Politique | Publié le Jeudi 14 Septembre 2017 à 13:01:29 | |
 
Bouaké: des démobilisés de la Cellule 39 menacent à nouveau

Des dissidents de la Cellule 39 des ex-combattants démobilisés ne veulent nullement entendre raison quant au paiement de leur prime. Aussi, ont-ils tenté, contre vents et marées, de manifester devant les locaux de la préfecture de Bouaké. Mais le dispositif sécuritaire déployé les en a dissuadés. Du moins pour l’instant.

 

À Bouaké, des ex-combattants démobilisés de la Cellule 39 ne démordent toujours pas. A l’instar de leurs anciens frères d’armes intégrés à l’armée régulière et qui ont récemment perçu une prime dite Ecomog de 12 millions de FCFA à la suite d’une série de mutineries, ces ex-rebelles réclament également leur part de gâteau. Ces derniers ont en effet, organisé une manifestation, ce mercredi à Bouaké, ancien fief de la rébellion. Cette manifestation devait les conduire à la préfecture de Bouaké pour y déposer une motion comportant leur revendication de 18 millions de FCFA en guise de prime. Mais, comme il fallait s’y attendre, un impressionnant dispositif sécuritaire (militaires, policiers, éléments de CCDO) quadrillait déjà les lieux.

Ainsi que le relate Aboudou Diakité, le leader des dissidents : « Nous réclamons notre argent, nos 18 millions de CFA. Nous avons décidé de marcher et aller à la préfecture. Maintenant ce matin on est allé trouver que les corps habillés ont pris le coin. » Avant d’ajouter, très déterminé et menaçant : « Pour le moment, on a reculé un peu d’abord.
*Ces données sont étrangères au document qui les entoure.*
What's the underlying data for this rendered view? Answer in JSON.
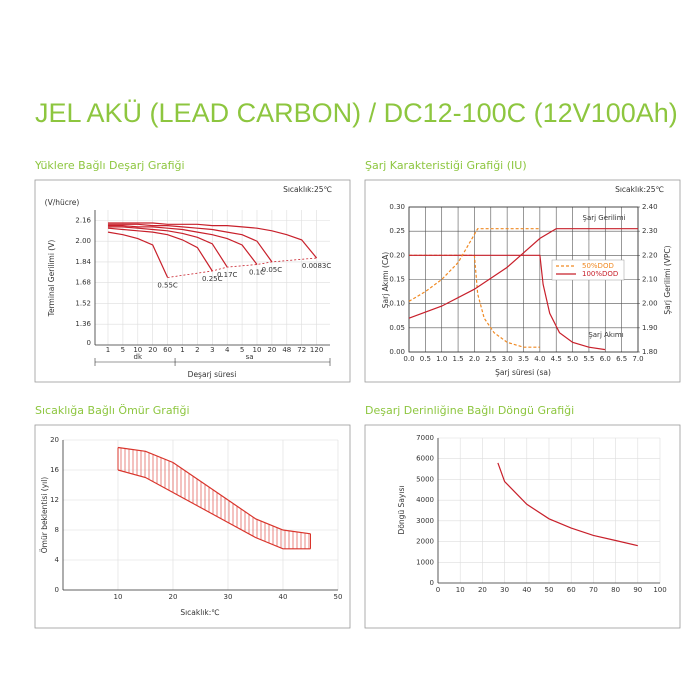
{
  "title": "JEL AKÜ (LEAD CARBON) / DC12-100C (12V100Ah)",
  "chart_data": [
    {
      "type": "line",
      "title": "Yüklere Bağlı Deşarj Grafiği",
      "annotation": "Sıcaklık:25℃",
      "y_unit": "(V/hücre)",
      "ylabel": "Terminal Gerilimi (V)",
      "xlabel": "Deşarj süresi",
      "y_origin_label": "0",
      "categories": [
        "1",
        "5",
        "10",
        "20",
        "60",
        "1",
        "2",
        "3",
        "4",
        "5",
        "10",
        "20",
        "48",
        "72",
        "120"
      ],
      "x_groups": [
        {
          "label": "dk",
          "count": 5
        },
        {
          "label": "sa",
          "count": 10
        }
      ],
      "ylim": [
        1.2,
        2.24
      ],
      "yticks": [
        1.36,
        1.52,
        1.68,
        1.84,
        {
          "value": 2,
          "label": "2.00"
        },
        2.16
      ],
      "grid": true,
      "series": [
        {
          "name": "0.55C",
          "color": "#c8202b",
          "values": [
            2.07,
            2.05,
            2.02,
            1.97,
            1.72,
            null,
            null,
            null,
            null,
            null,
            null,
            null,
            null,
            null,
            null
          ]
        },
        {
          "name": "0.25C",
          "color": "#c8202b",
          "values": [
            2.1,
            2.09,
            2.08,
            2.07,
            2.05,
            2.01,
            1.95,
            1.77,
            null,
            null,
            null,
            null,
            null,
            null,
            null
          ]
        },
        {
          "name": "0.17C",
          "color": "#c8202b",
          "values": [
            2.11,
            2.11,
            2.1,
            2.09,
            2.08,
            2.06,
            2.03,
            1.98,
            1.8,
            null,
            null,
            null,
            null,
            null,
            null
          ]
        },
        {
          "name": "0.1C",
          "color": "#c8202b",
          "values": [
            2.12,
            2.12,
            2.11,
            2.11,
            2.1,
            2.09,
            2.07,
            2.05,
            2.02,
            1.97,
            1.82,
            null,
            null,
            null,
            null
          ]
        },
        {
          "name": "0.05C",
          "color": "#c8202b",
          "values": [
            2.13,
            2.13,
            2.13,
            2.12,
            2.12,
            2.11,
            2.1,
            2.09,
            2.07,
            2.05,
            2.0,
            1.84,
            null,
            null,
            null
          ]
        },
        {
          "name": "0.0083C",
          "color": "#c8202b",
          "values": [
            2.14,
            2.14,
            2.14,
            2.14,
            2.13,
            2.13,
            2.13,
            2.12,
            2.12,
            2.11,
            2.1,
            2.08,
            2.05,
            2.01,
            1.87
          ]
        }
      ]
    },
    {
      "type": "line",
      "title": "Şarj Karakteristiği Grafiği (IU)",
      "annotation": "Sıcaklık:25℃",
      "ylabel": "Şarj Akımı (CA)",
      "y2label": "Şarj Gerilimi (VPC)",
      "xlabel": "Şarj süresi (sa)",
      "annotations": [
        "Şarj Gerilimi",
        "Şarj Akımı"
      ],
      "xlim": [
        0,
        7
      ],
      "xticks": [
        {
          "value": 0,
          "label": "0.0"
        },
        0.5,
        {
          "value": 1,
          "label": "1.0"
        },
        1.5,
        {
          "value": 2,
          "label": "2.0"
        },
        2.5,
        {
          "value": 3,
          "label": "3.0"
        },
        3.5,
        {
          "value": 4,
          "label": "4.0"
        },
        4.5,
        {
          "value": 5,
          "label": "5.0"
        },
        5.5,
        {
          "value": 6,
          "label": "6.0"
        },
        6.5,
        {
          "value": 7,
          "label": "7.0"
        }
      ],
      "ylim": [
        0,
        0.3
      ],
      "yticks": [
        {
          "value": 0,
          "label": "0.00"
        },
        0.05,
        {
          "value": 0.1,
          "label": "0.10"
        },
        0.15,
        {
          "value": 0.2,
          "label": "0.20"
        },
        0.25,
        {
          "value": 0.3,
          "label": "0.30"
        }
      ],
      "y2lim": [
        1.8,
        2.4
      ],
      "y2ticks": [
        {
          "value": 1.8,
          "label": "1.80"
        },
        {
          "value": 1.9,
          "label": "1.90"
        },
        {
          "value": 2,
          "label": "2.00"
        },
        {
          "value": 2.1,
          "label": "2.10"
        },
        {
          "value": 2.2,
          "label": "2.20"
        },
        {
          "value": 2.3,
          "label": "2.30"
        },
        {
          "value": 2.4,
          "label": "2.40"
        }
      ],
      "grid": true,
      "legend": "right",
      "series": [
        {
          "name": "50%DOD",
          "color": "#f08a24",
          "dashed": true,
          "x": [
            0,
            2.0,
            2.1,
            2.3,
            2.6,
            3.0,
            3.5,
            4.0
          ],
          "values": [
            0.2,
            0.2,
            0.12,
            0.07,
            0.04,
            0.02,
            0.01,
            0.01
          ]
        },
        {
          "name": "100%DOD",
          "color": "#c8202b",
          "x": [
            0,
            4.0,
            4.1,
            4.3,
            4.6,
            5.0,
            5.5,
            6.0
          ],
          "values": [
            0.2,
            0.2,
            0.14,
            0.08,
            0.04,
            0.02,
            0.01,
            0.005
          ]
        },
        {
          "color": "#f08a24",
          "dashed": true,
          "axis": "y2",
          "x": [
            0,
            0.5,
            1.0,
            1.5,
            1.8,
            2.1,
            4.0
          ],
          "values": [
            2.01,
            2.05,
            2.1,
            2.17,
            2.24,
            2.31,
            2.31
          ]
        },
        {
          "color": "#c8202b",
          "axis": "y2",
          "x": [
            0,
            1,
            2,
            3,
            4,
            4.5,
            7
          ],
          "values": [
            1.94,
            1.99,
            2.06,
            2.15,
            2.27,
            2.31,
            2.31
          ]
        }
      ]
    },
    {
      "type": "range_area",
      "title": "Sıcaklığa Bağlı Ömür Grafiği",
      "ylabel": "Ömür beklentisi (yıl)",
      "xlabel": "Sıcaklık:℃",
      "x": [
        10,
        15,
        20,
        25,
        30,
        35,
        40,
        45
      ],
      "xlim": [
        0,
        50
      ],
      "xticks": [
        10,
        20,
        30,
        40,
        50
      ],
      "ylim": [
        0,
        20
      ],
      "yticks": [
        0,
        4,
        8,
        12,
        16,
        20
      ],
      "grid": true,
      "series": [
        {
          "color": "#d9342b",
          "values": [
            19,
            18.5,
            17,
            14.5,
            12,
            9.5,
            8,
            7.5
          ]
        },
        {
          "color": "#d9342b",
          "values": [
            16,
            15,
            13,
            11,
            9,
            7,
            5.5,
            5.5
          ]
        }
      ]
    },
    {
      "type": "line",
      "title": "Deşarj Derinliğine Bağlı Döngü Grafiği",
      "ylabel": "Döngü Sayısı",
      "x": [
        27,
        30,
        40,
        50,
        60,
        70,
        80,
        90
      ],
      "xlim": [
        0,
        100
      ],
      "xticks": [
        0,
        10,
        20,
        30,
        40,
        50,
        60,
        70,
        80,
        90,
        100
      ],
      "ylim": [
        0,
        7000
      ],
      "yticks": [
        0,
        1000,
        2000,
        3000,
        4000,
        5000,
        6000,
        7000
      ],
      "grid": true,
      "series": [
        {
          "color": "#c8202b",
          "values": [
            5800,
            4900,
            3800,
            3100,
            2650,
            2300,
            2050,
            1800
          ]
        }
      ]
    }
  ]
}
Mais on va essayer de voir ce qu’on peu faire demain (aujourd’hui, Ndlr). »

Et pourtant, le gouvernement leur avait fait des propositions de projets auxquelles ont adhéré certains d’entre eux. Ouattara Amadou, le président de l’autre branche des ex-combattants démobilisés a, quant à lui, résolument opté pour le dialogue avec les Autorités : « La Cellule 39 a décidé d’utiliser la voie du dialogue et de la négociation pour poser les problèmes des ex-combattants. » « Et les choses se passent bien et sont sur de bonnes voies », rassure-t-il.
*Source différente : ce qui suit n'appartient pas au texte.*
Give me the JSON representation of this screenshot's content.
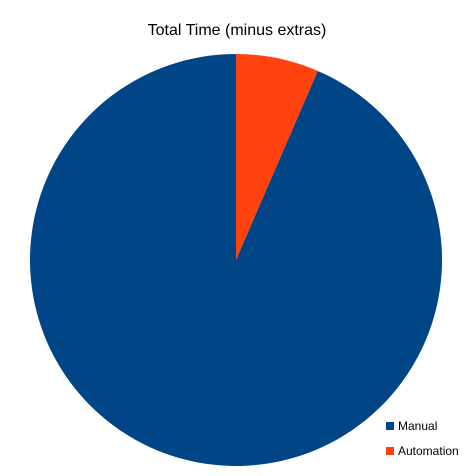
{
  "chart_data": {
    "type": "pie",
    "title": "Total Time (minus extras)",
    "categories": [
      "Manual",
      "Automation"
    ],
    "values": [
      93.5,
      6.5
    ],
    "colors": [
      "#004586",
      "#ff420e"
    ],
    "legend_position": "bottom-right"
  }
}
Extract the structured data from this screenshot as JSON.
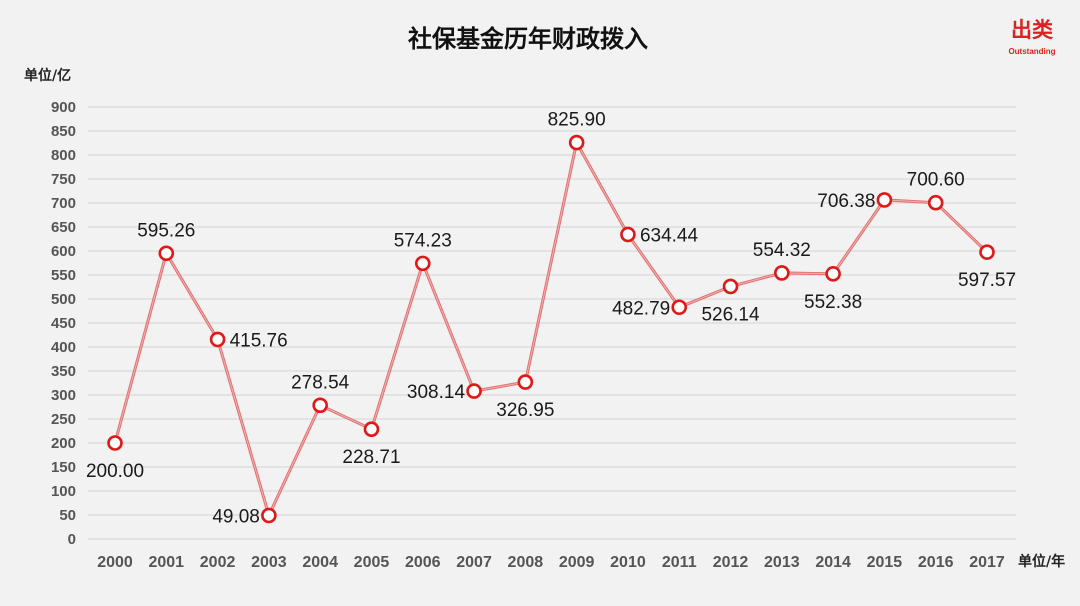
{
  "logo": {
    "main": "出类",
    "sub": "Outstanding"
  },
  "colors": {
    "background": "#f2f2f2",
    "line": "#e07070",
    "marker_stroke": "#e01818",
    "marker_fill": "#ffffff",
    "grid": "#d4d4d4",
    "logo": "#e02020"
  },
  "chart_data": {
    "type": "line",
    "title": "社保基金历年财政拨入",
    "ylabel": "单位/亿",
    "xlabel": "单位/年",
    "ylim": [
      0,
      900
    ],
    "yticks": [
      0,
      50,
      100,
      150,
      200,
      250,
      300,
      350,
      400,
      450,
      500,
      550,
      600,
      650,
      700,
      750,
      800,
      850,
      900
    ],
    "grid": true,
    "legend": "none",
    "categories": [
      "2000",
      "2001",
      "2002",
      "2003",
      "2004",
      "2005",
      "2006",
      "2007",
      "2008",
      "2009",
      "2010",
      "2011",
      "2012",
      "2013",
      "2014",
      "2015",
      "2016",
      "2017"
    ],
    "series": [
      {
        "values": [
          200.0,
          595.26,
          415.76,
          49.08,
          278.54,
          228.71,
          574.23,
          308.14,
          326.95,
          825.9,
          634.44,
          482.79,
          526.14,
          554.32,
          552.38,
          706.38,
          700.6,
          597.57
        ],
        "labels": [
          "200.00",
          "595.26",
          "415.76",
          "49.08",
          "278.54",
          "228.71",
          "574.23",
          "308.14",
          "326.95",
          "825.90",
          "634.44",
          "482.79",
          "526.14",
          "554.32",
          "552.38",
          "706.38",
          "700.60",
          "597.57"
        ],
        "label_positions": [
          "below",
          "above",
          "right",
          "left",
          "above",
          "below",
          "above",
          "left",
          "below",
          "above",
          "right",
          "left",
          "below",
          "above",
          "below",
          "left",
          "above",
          "below"
        ]
      }
    ]
  }
}
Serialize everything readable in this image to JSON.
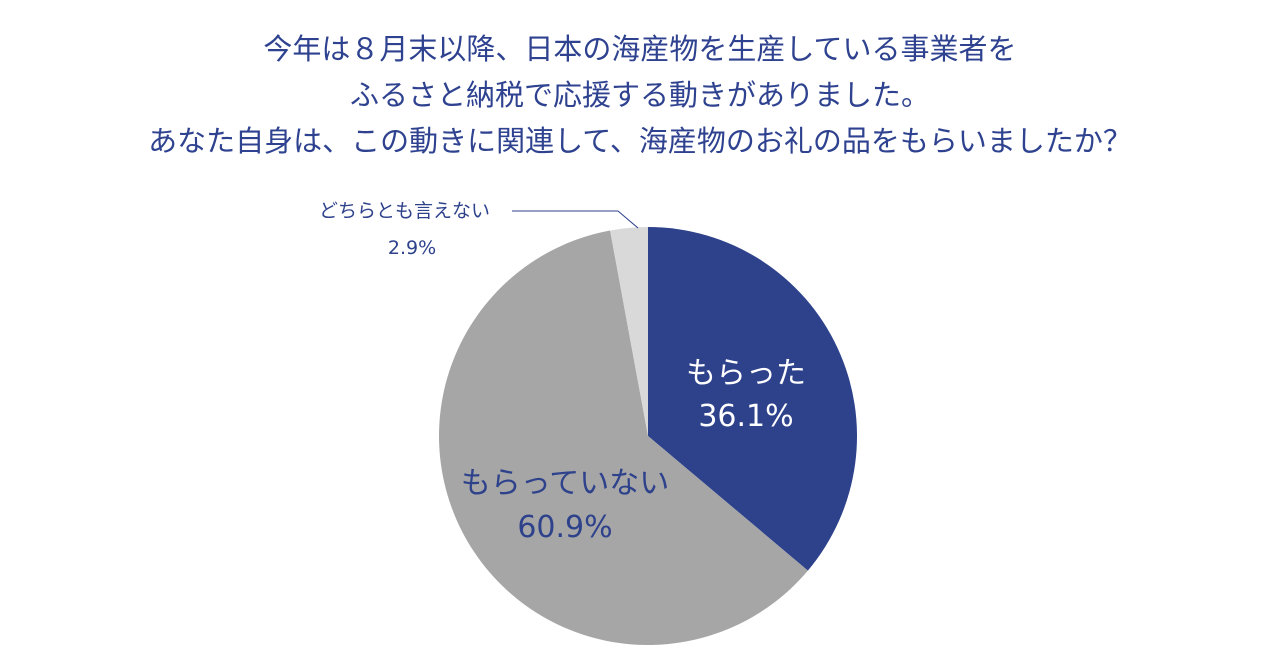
{
  "chart_data": {
    "type": "pie",
    "title_lines": [
      "今年は８月末以降、日本の海産物を生産している事業者を",
      "ふるさと納税で応援する動きがありました。",
      "あなた自身は、この動きに関連して、海産物のお礼の品をもらいましたか？"
    ],
    "slices": [
      {
        "label": "もらった",
        "percent_label": "36.1%",
        "value": 36.1,
        "color": "#2e428c",
        "text_color": "#ffffff"
      },
      {
        "label": "もらっていない",
        "percent_label": "60.9%",
        "value": 60.9,
        "color": "#a6a6a6",
        "text_color": "#2e428c"
      },
      {
        "label": "どちらとも言えない",
        "percent_label": "2.9%",
        "value": 2.9,
        "color": "#d9d9d9",
        "text_color": "#2e428c"
      }
    ],
    "start_angle": "12 o'clock",
    "direction": "clockwise",
    "legend": "none"
  }
}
Toutefois, l’affaire des démobilisés de la cellule 39 de Bouaké continuera assurément d’alimenter les conversations. Car elle semble visiblement loin de son épilogue. Aussi, la montée des mouvements d’humeur à travers le pays inquiètent quelque peu les Ivoiriens. D’autant plus que l’approche de la présidentielle de 2020 éveille d’ores et déjà des tensions entre les potentiels candidats. Le ministre Sidiki Diakité avait récemment indiqué à l’issue du CNS que ces ex-combattants étaient une main-d’oeuvre pour certains aventuriers. De quoi inquiéter davantage.